Charles opina quoiqu'il n'était pas totalement d'accord mais cela ne le concernait pas. La journée était plutôt belle malgré l'humidité causée par la pluie qu'il y avait eu le matin. Le ciel s'était dégagé et une brise fraîche rendait l'air moins lourd. Charles lança un regard autour de lui et sourit ; tout était en ordre, les Nègres travaillaient et les gardiens parcouraient les champs sur leur cheval en les surveillant.

- Combien d'esclaves avez-vous ?

- Autour de deux cents. Vous ?

- À peu près le même nombre.

Ils s'approchèrent d'un groupe d'esclaves qui était occupé à ramasser des cannes à sucre fraîchement coupées. Leurs gestes étaient rapides et précis ce qui fit plaisir à Charles. Il n'était pas du type à se vanter mais aimait quand les autres planteurs voyaient sa plantation.

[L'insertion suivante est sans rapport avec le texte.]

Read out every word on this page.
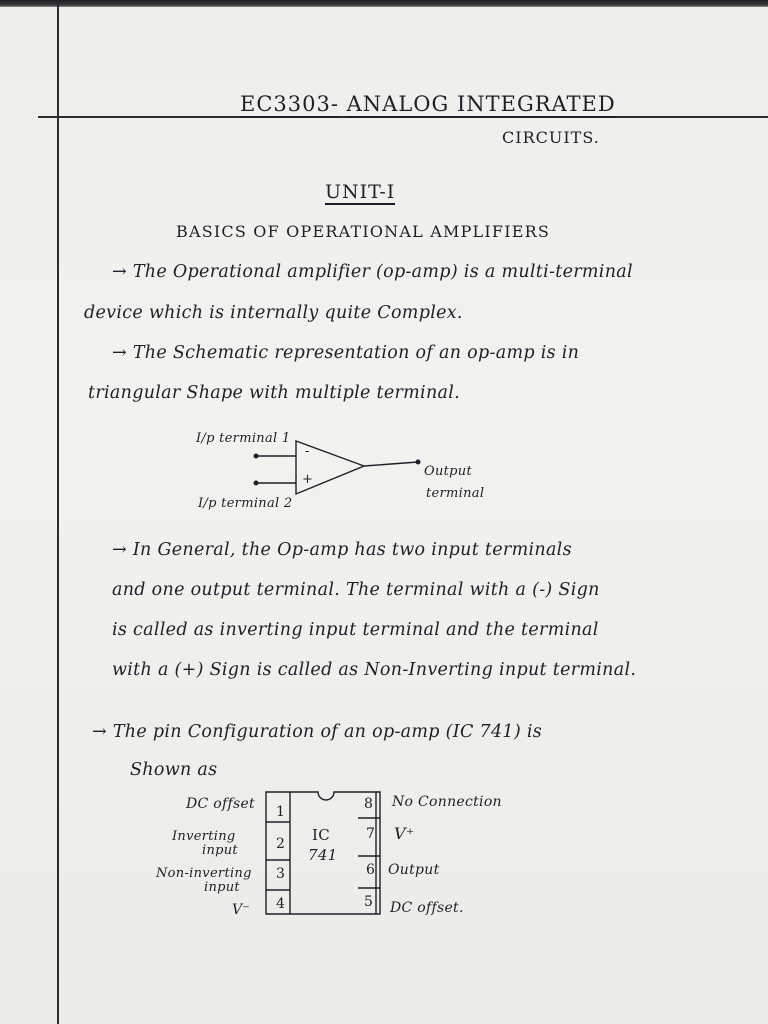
EC3303- ANALOG INTEGRATED

CIRCUITS.

UNIT-I

BASICS OF OPERATIONAL AMPLIFIERS

→ The Operational amplifier (op-amp) is a multi-terminal

device which is internally quite Complex.

→ The Schematic representation of an op-amp is in

triangular Shape with multiple terminal.

I/p terminal 1

I/p terminal 2

-

+

Output

terminal

→ In General, the Op-amp has two input terminals

and one output terminal. The terminal with a (-) Sign

is called as inverting input terminal and the terminal

with a (+) Sign is called as Non-Inverting input terminal.

→ The pin Configuration of an op-amp (IC 741) is

Shown as

DC offset

Inverting

input

Non-inverting

input

V⁻

1

2

3

4

8

7

6

5

No Connection

V⁺

Output

DC offset.

IC

741
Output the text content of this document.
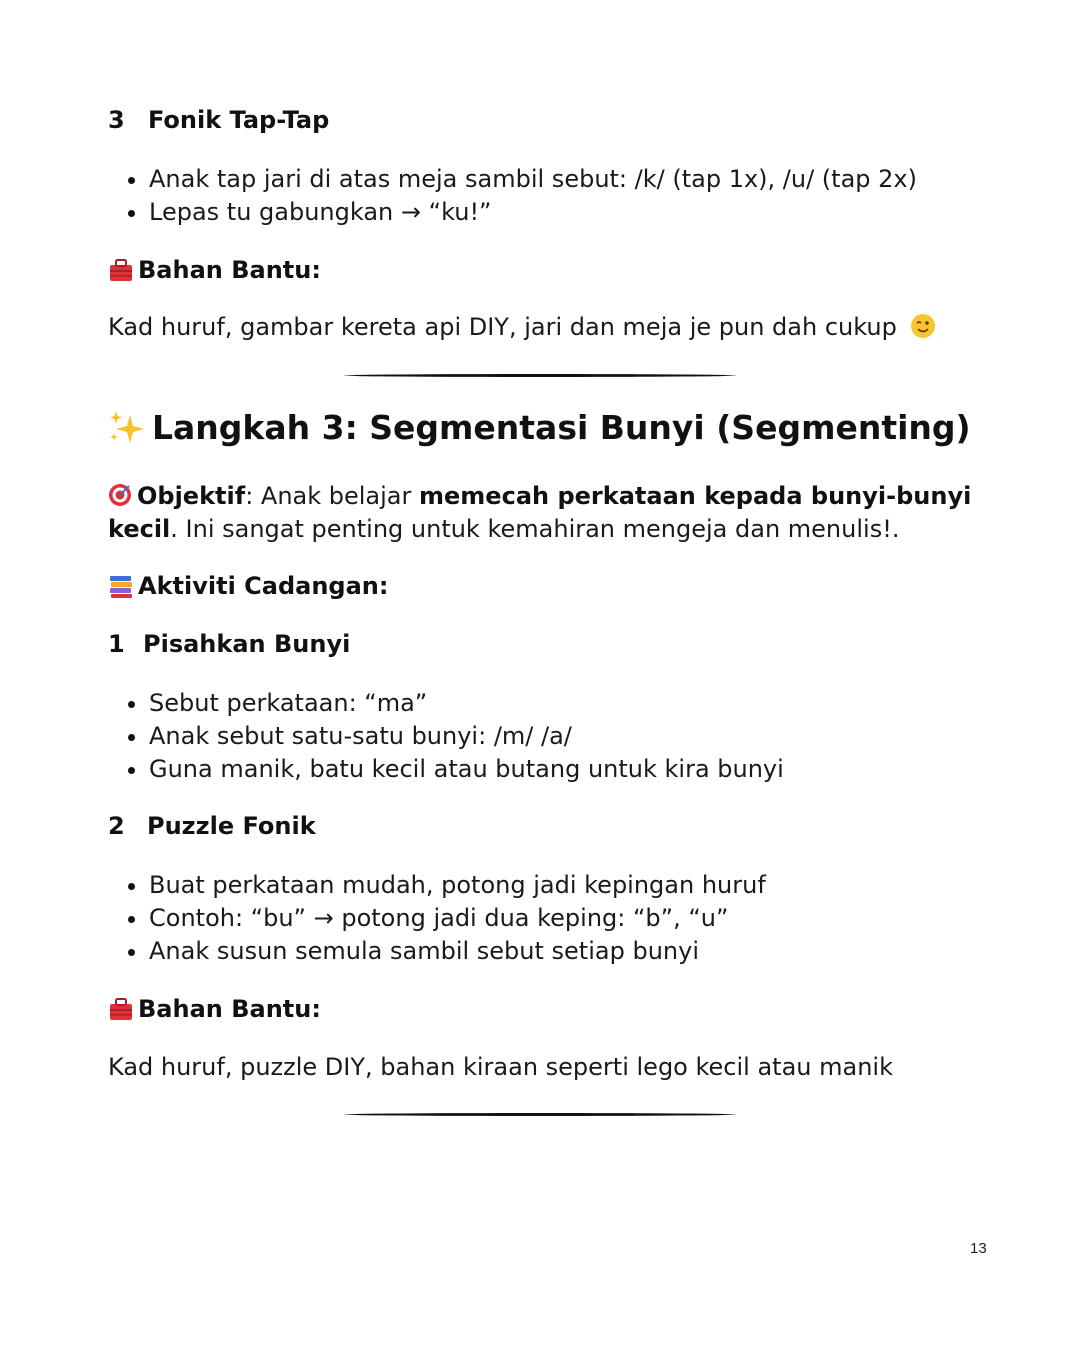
3 Fonik Tap-Tap
Anak tap jari di atas meja sambil sebut: /k/ (tap 1x), /u/ (tap 2x)
Lepas tu gabungkan → “ku!”
Bahan Bantu:
Kad huruf, gambar kereta api DIY, jari dan meja je pun dah cukup
Langkah 3: Segmentasi Bunyi (Segmenting)
Objektif: Anak belajar memecah perkataan kepada bunyi-bunyi kecil. Ini sangat penting untuk kemahiran mengeja dan menulis!.
Aktiviti Cadangan:
1 Pisahkan Bunyi
Sebut perkataan: “ma”
Anak sebut satu-satu bunyi: /m/ /a/
Guna manik, batu kecil atau butang untuk kira bunyi
2 Puzzle Fonik
Buat perkataan mudah, potong jadi kepingan huruf
Contoh: “bu” → potong jadi dua keping: “b”, “u”
Anak susun semula sambil sebut setiap bunyi
Bahan Bantu:
Kad huruf, puzzle DIY, bahan kiraan seperti lego kecil atau manik
13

En les voyant arriver, les esclaves relevèrent leur visage et se redressèrent afin de les saluer ; ce n'était pas chaque jour que leur Maître se rendait dans les champs. Les femmes lissèrent rapidement leur jupe froissée qui à force d'être portée avait fini par adopter une teinte grisâtre et exécutèrent une révérence. Les hommes inclinèrent leur tête. 

- Monsieur de la Vallières ! Que me vaut l'honneur de votre visite ? s'écria Nicolas Leclerc en sautant de son cheval.

Âgé de dix-neuf ans il était le plus jeune gardien qui travaillait pour lui. Connu pour son indulgence, il était apprécié par les esclaves bien que les autres gardiens le critiquaient pour son manque d'intransigeance.

- Bonjour, Leclerc, je te présente Louis de la Soisson, propriétaire d'une plantation de coton. Je lui fais visiter nos champs, répondis Charles.

- Nicolas Leclerc, enchanté de vous rencontrer, se nomma-t-il en serrant la main de Louis.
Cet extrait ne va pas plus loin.